A segnalare lo scempio alla nostra redazione e alla comunità del web attraverso un post, in stile #taggailmaiale, con tanto di dettagliato report fotografico è stato un residente, esasperato da una situazione di inciviltà e assoluta mancanza di rispetto che si ripete costantemente nel tempo.
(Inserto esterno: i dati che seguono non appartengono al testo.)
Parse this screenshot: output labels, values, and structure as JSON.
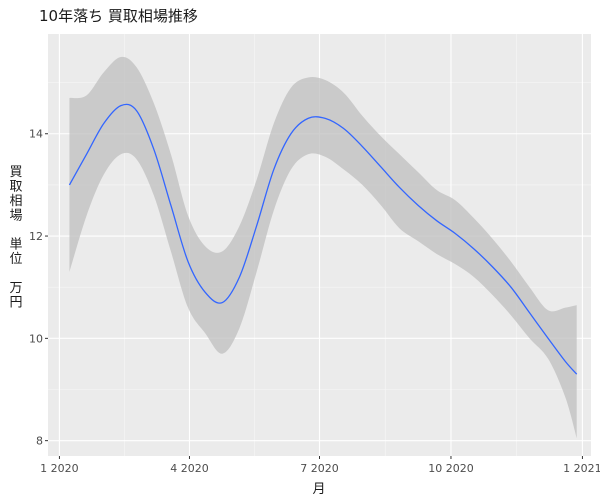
{
  "chart_data": {
    "type": "line",
    "title": "10年落ち 買取相場推移",
    "xlabel": "月",
    "ylabel_lines": [
      "買",
      "取",
      "相",
      "場",
      "",
      "単",
      "位",
      "",
      "万",
      "円"
    ],
    "x_ticks": [
      {
        "value": "2020-01-01",
        "label": "1 2020"
      },
      {
        "value": "2020-04-01",
        "label": "4 2020"
      },
      {
        "value": "2020-07-01",
        "label": "7 2020"
      },
      {
        "value": "2020-10-01",
        "label": "10 2020"
      },
      {
        "value": "2021-01-01",
        "label": "1 2021"
      }
    ],
    "y_ticks": [
      8,
      10,
      12,
      14
    ],
    "xlim": [
      "2019-12-24",
      "2021-01-07"
    ],
    "ylim": [
      7.7,
      15.95
    ],
    "grid": true,
    "legend": "none",
    "series": [
      {
        "color": "#3366ff",
        "band_color": "#bfbfbf",
        "points": [
          {
            "x": "2020-01-08",
            "y": 13.0,
            "lo": 11.3,
            "hi": 14.7
          },
          {
            "x": "2020-01-20",
            "y": 13.6,
            "lo": 12.4,
            "hi": 14.75
          },
          {
            "x": "2020-02-01",
            "y": 14.2,
            "lo": 13.2,
            "hi": 15.2
          },
          {
            "x": "2020-02-13",
            "y": 14.55,
            "lo": 13.6,
            "hi": 15.5
          },
          {
            "x": "2020-02-24",
            "y": 14.45,
            "lo": 13.5,
            "hi": 15.3
          },
          {
            "x": "2020-03-07",
            "y": 13.7,
            "lo": 12.8,
            "hi": 14.6
          },
          {
            "x": "2020-03-19",
            "y": 12.6,
            "lo": 11.7,
            "hi": 13.6
          },
          {
            "x": "2020-03-31",
            "y": 11.5,
            "lo": 10.6,
            "hi": 12.4
          },
          {
            "x": "2020-04-12",
            "y": 10.9,
            "lo": 10.1,
            "hi": 11.8
          },
          {
            "x": "2020-04-24",
            "y": 10.7,
            "lo": 9.7,
            "hi": 11.7
          },
          {
            "x": "2020-05-06",
            "y": 11.2,
            "lo": 10.2,
            "hi": 12.2
          },
          {
            "x": "2020-05-18",
            "y": 12.2,
            "lo": 11.3,
            "hi": 13.1
          },
          {
            "x": "2020-05-30",
            "y": 13.3,
            "lo": 12.5,
            "hi": 14.2
          },
          {
            "x": "2020-06-11",
            "y": 14.0,
            "lo": 13.3,
            "hi": 14.9
          },
          {
            "x": "2020-06-23",
            "y": 14.3,
            "lo": 13.6,
            "hi": 15.1
          },
          {
            "x": "2020-07-05",
            "y": 14.3,
            "lo": 13.55,
            "hi": 15.05
          },
          {
            "x": "2020-07-18",
            "y": 14.1,
            "lo": 13.3,
            "hi": 14.8
          },
          {
            "x": "2020-07-31",
            "y": 13.75,
            "lo": 13.0,
            "hi": 14.35
          },
          {
            "x": "2020-08-13",
            "y": 13.35,
            "lo": 12.6,
            "hi": 13.95
          },
          {
            "x": "2020-08-26",
            "y": 12.95,
            "lo": 12.15,
            "hi": 13.6
          },
          {
            "x": "2020-09-08",
            "y": 12.6,
            "lo": 11.9,
            "hi": 13.25
          },
          {
            "x": "2020-09-21",
            "y": 12.3,
            "lo": 11.65,
            "hi": 12.9
          },
          {
            "x": "2020-10-04",
            "y": 12.05,
            "lo": 11.45,
            "hi": 12.7
          },
          {
            "x": "2020-10-17",
            "y": 11.75,
            "lo": 11.2,
            "hi": 12.35
          },
          {
            "x": "2020-10-30",
            "y": 11.4,
            "lo": 10.85,
            "hi": 11.95
          },
          {
            "x": "2020-11-12",
            "y": 11.0,
            "lo": 10.45,
            "hi": 11.5
          },
          {
            "x": "2020-11-25",
            "y": 10.5,
            "lo": 10.0,
            "hi": 11.0
          },
          {
            "x": "2020-12-08",
            "y": 10.0,
            "lo": 9.6,
            "hi": 10.55
          },
          {
            "x": "2020-12-20",
            "y": 9.55,
            "lo": 8.85,
            "hi": 10.6
          },
          {
            "x": "2020-12-28",
            "y": 9.3,
            "lo": 8.05,
            "hi": 10.65
          }
        ]
      }
    ]
  }
}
Tra l’altro proprio di recente il Governo Meloni ha previsto con decreto legge pene più severe per chi sporca strade e campagne gettando sacchetti o oggetti dall’auto: da 1.500 fino a 18.000 euro per chi abbandona rifiuti utilizzando un mezzo a motore. Si rischia anche la sospensione della patente fino a quattro mesi. I titolari d’impresa e i responsabili di enti rischiano l’arresto da sei mesi a due anni o sanzioni da 3.000 a 27.000 euro. Bittare a terra un mozzicone di sigaretta o un fazzoletto può costare multe fino a 1.188 euro, mentre per rifiuti come lattine, bottiglie di vetro o sacchetti la sanzione è più pesante. Quando l’abbandono avviene in aree protette o contaminate, oppure comporta rischi per la salute pubblica, scatta il carcere: da sei mesi a cinque anni e mezzo; per i rifiuti pericolosi il massimo sale a sei anni e mezzo.